Since 25th January marked the tenth year of the Egyptian people's movement protest which toppled the Egyptian government, a call to prevent the restrictions on freedom of speech was restated by human rights organisations. AFTE made a call referring to the case of cartoonist Ashraf Hamdy. Hamdy was arrested after his YouTube post entitled “Egyptoon” which dealt with the 10th anniversary of the revolution.

The Committee to Protect Journalists (CPJ) condemned the cartoonist’s arrest:

“Ten years ago, the Egyptian people toppled Hosni Mubarak’s regime during the Arab Spring uprising that called for greater freedom. Today, President Abdelfattah al-Sisi’s government is arresting journalists who dare to recall that historic event. Authorities must immediately release Ashraf Hamdi and drop any charges against him,”- CPJ Middle East and North Africa Program Coordinator Sherif Mansour.

The crackdown on reporters continues through arrests and detentions in Egypt. According to Reporters Without Borders (RSF), the number of journalists and bloggers detained in Egypt now stands at 33. However, in a positive development, Al Jazeera producer Mahmoud Hussein was released conditionally after four years in prison. However, the RSF warned:

“He has yet to be fully vindicated in as much as his conditional release still leaves him as a suspect in the eyes of the authorities,” - Sabrina Bennoui, the head of RSF’s Middle East desk.

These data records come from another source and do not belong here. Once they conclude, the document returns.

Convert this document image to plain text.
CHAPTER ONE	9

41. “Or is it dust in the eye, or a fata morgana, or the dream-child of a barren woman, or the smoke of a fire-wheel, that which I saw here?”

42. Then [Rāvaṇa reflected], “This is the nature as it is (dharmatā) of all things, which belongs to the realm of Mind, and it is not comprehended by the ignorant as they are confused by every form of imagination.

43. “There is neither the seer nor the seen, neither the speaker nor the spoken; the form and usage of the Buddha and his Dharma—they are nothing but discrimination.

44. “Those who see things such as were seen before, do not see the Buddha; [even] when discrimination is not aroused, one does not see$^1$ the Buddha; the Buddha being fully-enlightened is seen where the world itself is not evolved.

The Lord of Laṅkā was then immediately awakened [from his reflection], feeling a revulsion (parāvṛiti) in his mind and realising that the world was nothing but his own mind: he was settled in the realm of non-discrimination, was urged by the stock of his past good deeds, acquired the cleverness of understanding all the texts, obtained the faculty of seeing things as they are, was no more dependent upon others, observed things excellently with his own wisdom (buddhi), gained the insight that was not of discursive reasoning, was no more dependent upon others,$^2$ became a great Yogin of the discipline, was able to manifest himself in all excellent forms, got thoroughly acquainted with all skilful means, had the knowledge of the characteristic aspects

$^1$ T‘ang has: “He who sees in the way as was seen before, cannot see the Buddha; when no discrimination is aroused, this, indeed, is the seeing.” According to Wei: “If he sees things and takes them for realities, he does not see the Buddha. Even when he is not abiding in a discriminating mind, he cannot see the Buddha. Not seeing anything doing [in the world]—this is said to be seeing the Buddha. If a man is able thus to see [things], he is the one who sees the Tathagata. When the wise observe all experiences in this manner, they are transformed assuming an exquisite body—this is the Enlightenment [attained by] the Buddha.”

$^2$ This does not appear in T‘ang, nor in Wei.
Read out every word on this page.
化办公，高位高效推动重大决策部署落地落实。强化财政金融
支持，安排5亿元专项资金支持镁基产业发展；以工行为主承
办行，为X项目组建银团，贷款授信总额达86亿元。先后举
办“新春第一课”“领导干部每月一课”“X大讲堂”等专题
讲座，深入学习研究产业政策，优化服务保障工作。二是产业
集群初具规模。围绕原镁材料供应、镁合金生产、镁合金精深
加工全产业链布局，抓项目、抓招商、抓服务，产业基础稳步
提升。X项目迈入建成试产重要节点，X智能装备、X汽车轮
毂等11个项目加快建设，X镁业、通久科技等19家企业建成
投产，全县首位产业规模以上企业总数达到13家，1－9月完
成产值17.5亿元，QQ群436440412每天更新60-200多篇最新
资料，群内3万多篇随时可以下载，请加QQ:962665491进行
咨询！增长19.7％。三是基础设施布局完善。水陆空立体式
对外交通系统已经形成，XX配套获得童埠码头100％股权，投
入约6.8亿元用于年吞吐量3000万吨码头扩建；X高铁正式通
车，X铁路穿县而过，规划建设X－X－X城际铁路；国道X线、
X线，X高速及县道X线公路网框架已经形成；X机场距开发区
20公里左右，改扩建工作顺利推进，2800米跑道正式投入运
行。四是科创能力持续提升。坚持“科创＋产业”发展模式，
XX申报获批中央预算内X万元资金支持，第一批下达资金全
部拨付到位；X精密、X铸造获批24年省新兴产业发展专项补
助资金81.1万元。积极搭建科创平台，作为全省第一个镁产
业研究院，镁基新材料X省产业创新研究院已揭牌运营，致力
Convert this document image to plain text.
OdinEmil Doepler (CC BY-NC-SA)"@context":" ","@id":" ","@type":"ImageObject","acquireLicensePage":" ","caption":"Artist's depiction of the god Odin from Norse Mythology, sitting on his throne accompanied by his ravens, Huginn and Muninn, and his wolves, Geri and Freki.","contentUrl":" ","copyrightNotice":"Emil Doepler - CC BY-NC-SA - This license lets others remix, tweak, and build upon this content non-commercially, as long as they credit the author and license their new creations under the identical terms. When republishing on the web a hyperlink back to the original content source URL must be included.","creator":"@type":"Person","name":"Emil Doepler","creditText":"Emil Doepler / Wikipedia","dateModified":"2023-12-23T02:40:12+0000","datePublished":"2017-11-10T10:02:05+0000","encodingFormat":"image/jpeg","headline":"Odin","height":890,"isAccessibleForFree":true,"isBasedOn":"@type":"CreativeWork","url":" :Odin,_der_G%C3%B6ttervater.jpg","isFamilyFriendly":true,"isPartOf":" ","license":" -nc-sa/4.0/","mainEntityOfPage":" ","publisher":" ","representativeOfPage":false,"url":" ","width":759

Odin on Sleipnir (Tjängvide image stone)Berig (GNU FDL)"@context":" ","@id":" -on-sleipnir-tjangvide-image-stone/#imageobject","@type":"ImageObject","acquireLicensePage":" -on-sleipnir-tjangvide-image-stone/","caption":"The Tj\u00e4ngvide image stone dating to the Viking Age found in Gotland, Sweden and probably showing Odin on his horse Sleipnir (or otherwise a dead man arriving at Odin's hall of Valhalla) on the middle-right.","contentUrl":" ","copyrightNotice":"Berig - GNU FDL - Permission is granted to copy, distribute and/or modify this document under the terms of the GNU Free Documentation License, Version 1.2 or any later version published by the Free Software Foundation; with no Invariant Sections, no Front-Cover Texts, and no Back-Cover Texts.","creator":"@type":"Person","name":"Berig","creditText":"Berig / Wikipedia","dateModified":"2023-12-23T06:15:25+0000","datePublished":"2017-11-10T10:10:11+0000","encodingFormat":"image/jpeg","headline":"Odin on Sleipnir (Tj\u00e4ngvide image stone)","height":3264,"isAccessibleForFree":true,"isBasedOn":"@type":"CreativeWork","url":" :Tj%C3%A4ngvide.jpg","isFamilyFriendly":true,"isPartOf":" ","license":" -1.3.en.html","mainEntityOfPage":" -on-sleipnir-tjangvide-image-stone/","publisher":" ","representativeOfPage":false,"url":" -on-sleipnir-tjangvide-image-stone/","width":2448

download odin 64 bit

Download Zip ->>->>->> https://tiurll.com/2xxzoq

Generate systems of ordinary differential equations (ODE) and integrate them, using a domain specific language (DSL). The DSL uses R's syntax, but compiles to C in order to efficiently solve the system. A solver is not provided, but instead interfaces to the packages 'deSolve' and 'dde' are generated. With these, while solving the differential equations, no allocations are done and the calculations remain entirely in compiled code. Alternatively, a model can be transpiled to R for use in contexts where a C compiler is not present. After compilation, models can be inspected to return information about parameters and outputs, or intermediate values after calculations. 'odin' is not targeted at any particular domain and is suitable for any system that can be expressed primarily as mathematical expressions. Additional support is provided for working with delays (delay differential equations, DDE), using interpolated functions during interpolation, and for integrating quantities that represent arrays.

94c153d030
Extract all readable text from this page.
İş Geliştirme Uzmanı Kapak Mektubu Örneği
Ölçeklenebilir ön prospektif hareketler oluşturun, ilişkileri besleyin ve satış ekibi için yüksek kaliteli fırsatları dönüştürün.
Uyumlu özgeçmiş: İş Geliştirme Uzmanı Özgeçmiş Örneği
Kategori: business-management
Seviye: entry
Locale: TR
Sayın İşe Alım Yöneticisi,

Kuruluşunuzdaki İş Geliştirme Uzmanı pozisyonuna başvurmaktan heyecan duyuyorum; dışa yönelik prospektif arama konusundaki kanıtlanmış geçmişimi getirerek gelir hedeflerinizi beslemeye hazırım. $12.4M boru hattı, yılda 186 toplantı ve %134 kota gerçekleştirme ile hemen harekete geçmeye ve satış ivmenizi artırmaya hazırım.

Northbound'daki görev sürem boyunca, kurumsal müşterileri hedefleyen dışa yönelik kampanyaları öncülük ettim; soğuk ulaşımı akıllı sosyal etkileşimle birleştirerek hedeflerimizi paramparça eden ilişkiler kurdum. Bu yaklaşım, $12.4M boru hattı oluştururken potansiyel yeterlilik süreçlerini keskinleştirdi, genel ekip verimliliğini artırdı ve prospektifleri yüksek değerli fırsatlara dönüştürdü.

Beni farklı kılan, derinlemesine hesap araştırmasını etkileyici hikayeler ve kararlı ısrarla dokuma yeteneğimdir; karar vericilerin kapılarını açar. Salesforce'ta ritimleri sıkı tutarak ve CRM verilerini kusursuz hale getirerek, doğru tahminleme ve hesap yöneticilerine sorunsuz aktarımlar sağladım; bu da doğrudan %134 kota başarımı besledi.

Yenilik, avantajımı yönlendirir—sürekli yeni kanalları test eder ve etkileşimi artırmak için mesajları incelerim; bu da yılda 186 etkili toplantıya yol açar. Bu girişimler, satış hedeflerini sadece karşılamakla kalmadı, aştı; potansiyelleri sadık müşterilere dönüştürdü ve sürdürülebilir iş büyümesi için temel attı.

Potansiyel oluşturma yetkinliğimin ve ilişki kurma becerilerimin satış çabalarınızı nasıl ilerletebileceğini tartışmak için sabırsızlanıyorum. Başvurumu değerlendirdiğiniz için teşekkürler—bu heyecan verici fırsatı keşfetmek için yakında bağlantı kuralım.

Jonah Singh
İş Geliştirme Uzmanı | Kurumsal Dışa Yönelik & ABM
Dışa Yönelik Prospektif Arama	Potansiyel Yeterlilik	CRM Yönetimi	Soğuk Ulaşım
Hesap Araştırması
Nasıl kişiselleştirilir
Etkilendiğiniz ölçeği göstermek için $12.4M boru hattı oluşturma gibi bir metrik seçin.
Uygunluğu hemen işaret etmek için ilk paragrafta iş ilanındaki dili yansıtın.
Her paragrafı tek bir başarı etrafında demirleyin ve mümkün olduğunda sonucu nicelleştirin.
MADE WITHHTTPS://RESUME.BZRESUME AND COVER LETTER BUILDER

The Coalition for Women in Journalism documented that freelance journalist Solafa Magdy was physically and sexually assaulted in police custody. Solafa and her husband were first arrested on 26th November 2019. CFWIJ reports that “she was reportedly dragged across the floor and stripped of all her clothes. Solafa suffered heavy bleeding after one of these brutal attacks.” The two freelance journalists were arrested for “allegedly spreading lies and being part of a terrorist organisation”. As a journalist Solafa covered human rights and minorities. The CFWIJ said:

“We urge state authorities in Egypt to investigate police misconduct in prisons. We offer our full support and solidarity to Solafa Magdy and her family. We demand an end to the unjustified detention and torment of Solafa, calling for her immediate release.”

Similarly, the RSF also condemned the harassment faced by Solafa.

“It is high time for Solafa Magdy’s ordeal to end. There can be only one response to these extremely disturbing accounts – her immediate release so that she can receive urgent medical care. This journalist poses no threat to her country’s security and her continuing detention is completely unjustified,” Sabrina Bennoui, the head of RSF’s Middle East desk.